Dat verweerder de rechtbank een ander advies heeft doen toekomen dan de ‘zesdejaars rapporteurs’, die beide tot een verlenging van één jaar adviseerden, maakt het bovenstaande niet anders. Immers deze rapporteurs rapporteren onafhankelijk van kliniek en patiënt, en dus ook zonder contact met verweerder, aan de rechtbank waarbij het juist gaat om onafhankelijke advisering aan de rechtbank. Ook het feit dat het gerechtshof anders heeft geoordeeld leidt niet zonder meer tot de conclusie dat dit terug te voeren is op de aanvullende of afwijkende informatie uit de ordner van klager.
5.7
Het vorenstaande brengt mee dat de klacht in beide onderdelen ongegrond is.”
3. Vaststaande feiten en omstandigheden
Voor de beoordeling van het hoger beroep gaat het Centraal Tuchtcollege uit van de feiten en omstandigheden zoals weergegeven in de beslissing in eerste aanleg, welke weergave in hoger beroep niet, althans onvoldoende, is bestreden.
4. Beoordeling van het hoger beroep
4.1 In hoger beroep heeft klager zijn klacht herhaald en nader toegelicht.
4.2 Verweerder heeft gemotiveerd verweer gevoerd en geconcludeerd tot verwerping van het beroep.

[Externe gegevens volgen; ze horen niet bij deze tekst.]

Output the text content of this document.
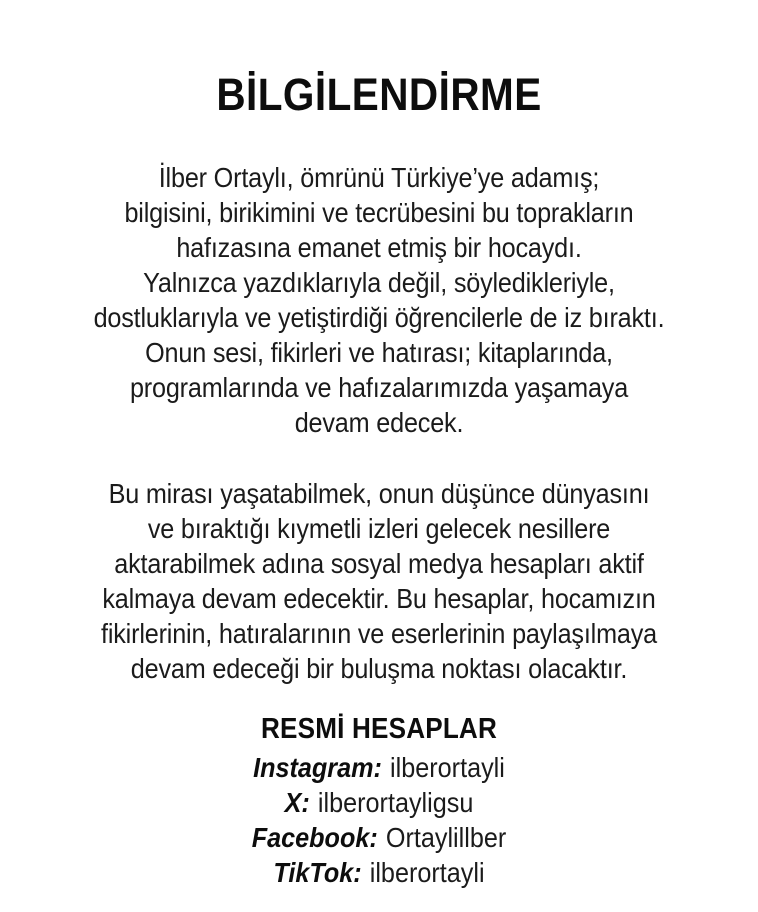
BİLGİLENDİRME
İlber Ortaylı, ömrünü Türkiye’ye adamış;
bilgisini, birikimini ve tecrübesini bu toprakların
hafızasına emanet etmiş bir hocaydı.
Yalnızca yazdıklarıyla değil, söyledikleriyle,
dostluklarıyla ve yetiştirdiği öğrencilerle de iz bıraktı.
Onun sesi, fikirleri ve hatırası; kitaplarında,
programlarında ve hafızalarımızda yaşamaya
devam edecek.
Bu mirası yaşatabilmek, onun düşünce dünyasını
ve bıraktığı kıymetli izleri gelecek nesillere
aktarabilmek adına sosyal medya hesapları aktif
kalmaya devam edecektir. Bu hesaplar, hocamızın
fikirlerinin, hatıralarının ve eserlerinin paylaşılmaya
devam edeceği bir buluşma noktası olacaktır.
RESMİ HESAPLAR
Instagram: ilberortayli
X: ilberortayligsu
Facebook: Ortaylillber
TikTok: ilberortayli
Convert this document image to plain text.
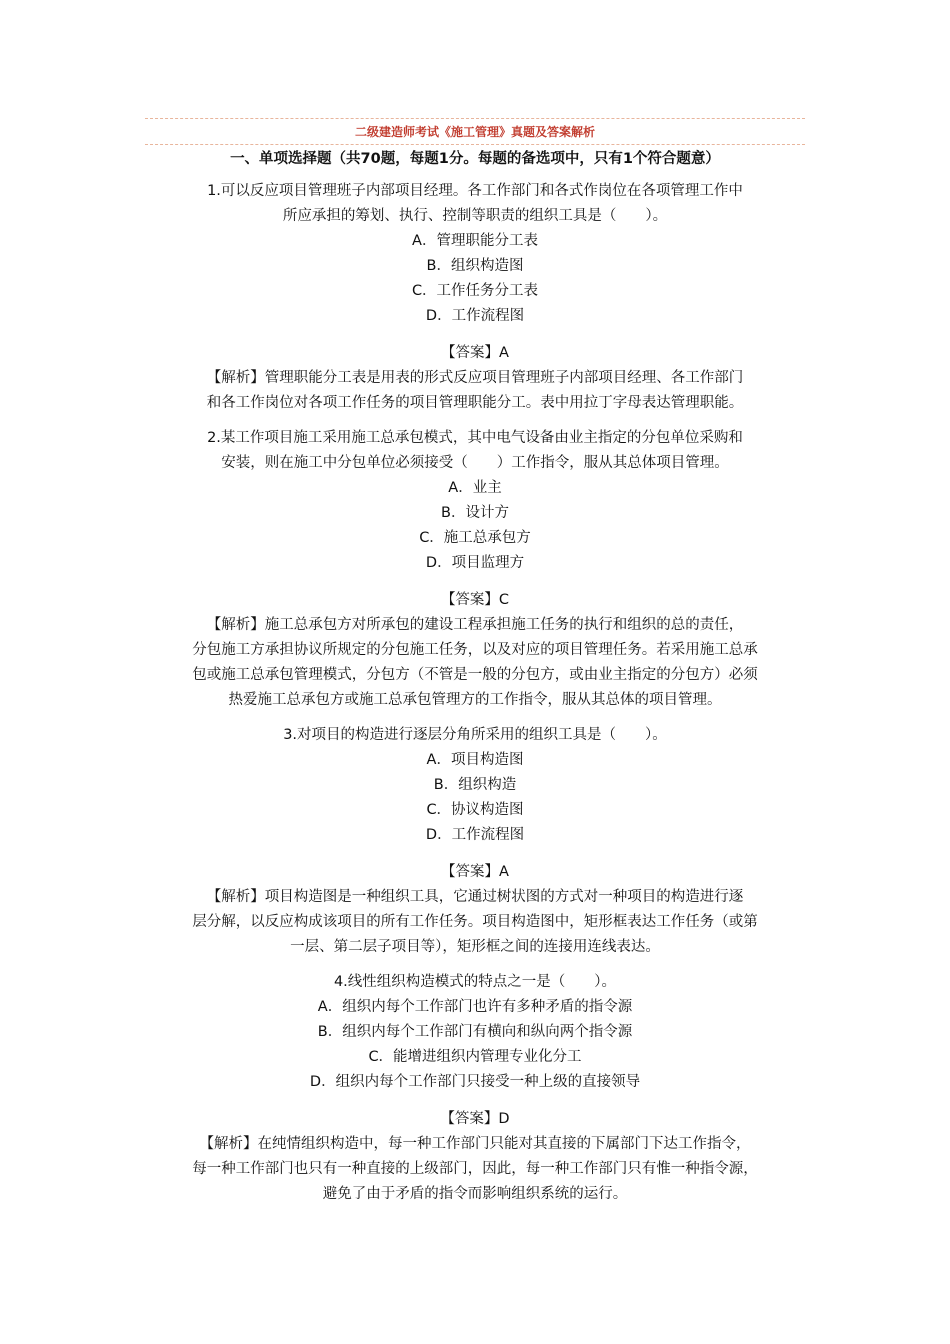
二级建造师考试《施工管理》真题及答案解析
一、单项选择题（共70题，每题1分。每题的备选项中，只有1个符合题意）

1.可以反应项目管理班子内部项目经理。各工作部门和各式作岗位在各项管理工作中
所应承担的筹划、执行、控制等职责的组织工具是（　　）。

A．管理职能分工表
B．组织构造图
C．工作任务分工表
D．工作流程图
【答案】A

【解析】管理职能分工表是用表的形式反应项目管理班子内部项目经理、各工作部门
和各工作岗位对各项工作任务的项目管理职能分工。表中用拉丁字母表达管理职能。

2.某工作项目施工采用施工总承包模式，其中电气设备由业主指定的分包单位采购和
安装，则在施工中分包单位必须接受（　　）工作指令，服从其总体项目管理。

A．业主
B．设计方
C．施工总承包方
D．项目监理方
【答案】C

【解析】施工总承包方对所承包的建设工程承担施工任务的执行和组织的总的责任，
分包施工方承担协议所规定的分包施工任务，以及对应的项目管理任务。若采用施工总承
包或施工总承包管理模式，分包方（不管是一般的分包方，或由业主指定的分包方）必须
热爱施工总承包方或施工总承包管理方的工作指令，服从其总体的项目管理。

3.对项目的构造进行逐层分角所采用的组织工具是（　　）。

A．项目构造图
B．组织构造
C．协议构造图
D．工作流程图
【答案】A

【解析】项目构造图是一种组织工具，它通过树状图的方式对一种项目的构造进行逐
层分解，以反应构成该项目的所有工作任务。项目构造图中，矩形框表达工作任务（或第
一层、第二层子项目等），矩形框之间的连接用连线表达。

4.线性组织构造模式的特点之一是（　　）。

A．组织内每个工作部门也许有多种矛盾的指令源
B．组织内每个工作部门有横向和纵向两个指令源
C．能增进组织内管理专业化分工
D．组织内每个工作部门只接受一种上级的直接领导
【答案】D

【解析】在纯情组织构造中，每一种工作部门只能对其直接的下属部门下达工作指令，
每一种工作部门也只有一种直接的上级部门，因此，每一种工作部门只有惟一种指令源，
避免了由于矛盾的指令而影响组织系统的运行。
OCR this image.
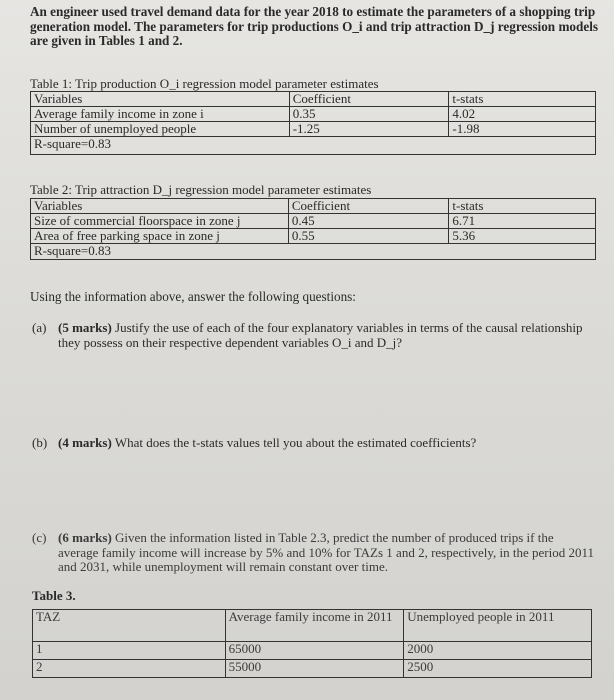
An engineer used travel demand data for the year 2018 to estimate the parameters of a shopping trip generation model. The parameters for trip productions O_i and trip attraction D_j regression models are given in Tables 1 and 2.
Table 1: Trip production O_i regression model parameter estimates
Variables	Coefficient	t-stats
Average family income in zone i	0.35	4.02
Number of unemployed people	-1.25	-1.98
R-square=0.83		
Table 2: Trip attraction D_j regression model parameter estimates
Variables	Coefficient	t-stats
Size of commercial floorspace in zone j	0.45	6.71
Area of free parking space in zone j	0.55	5.36
R-square=0.83		
Using the information above, answer the following questions:
(a) (5 marks) Justify the use of each of the four explanatory variables in terms of the causal relationship they possess on their respective dependent variables O_i and D_j?
(b) (4 marks) What does the t-stats values tell you about the estimated coefficients?
(c) (6 marks) Given the information listed in Table 2.3, predict the number of produced trips if the average family income will increase by 5% and 10% for TAZs 1 and 2, respectively, in the period 2011 and 2031, while unemployment will remain constant over time.
Table 3.
TAZ	Average family income in 2011	Unemployed people in 2011
1	65000	2000
2	55000	2500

4.3 De behandeling van de zaak in hoger beroep heeft het Centraal Tuchtcollege geen aanleiding gegeven tot de vaststelling van andere feiten en tot andere beschouwingen en beslissingen dan die van het Regionaal Tuchtcollege in eerste aanleg. Voor zover klager meer in zijn algemeenheid het probleem van onjuiste dossiervoering over zijn zoon aan het College heeft willen voorleggen, wordt overwogen dat het Centraal Tuchtcollege daarover geen oordeel kan vellen omdat dit de reikwijdte van de klacht te buiten gaat.
4.4 De voorgaande overwegingen leiden tot het oordeel dat het beroep moet worden verworpen.
5. Beslissing
Het Centraal Tuchtcollege voor de Gezondheidszorg:
verwerpt het beroep.
Deze beslissing is gegeven door: mr. C.H.M. van Altena, voorzitter, mr. W.P.C.M. Bruinsma en prof. mr. J.K.M. Gevers, leden juristen, en drs. G.A.M. Mensing en prof. dr. M.J.M. van Son, leden beroepsgenoten, en mr. drs. E.E. Rippen, secretaris, en uitgesproken ter openbare zitting van 6 maart 2014. Voorzitter w.g. Secretaris w.g.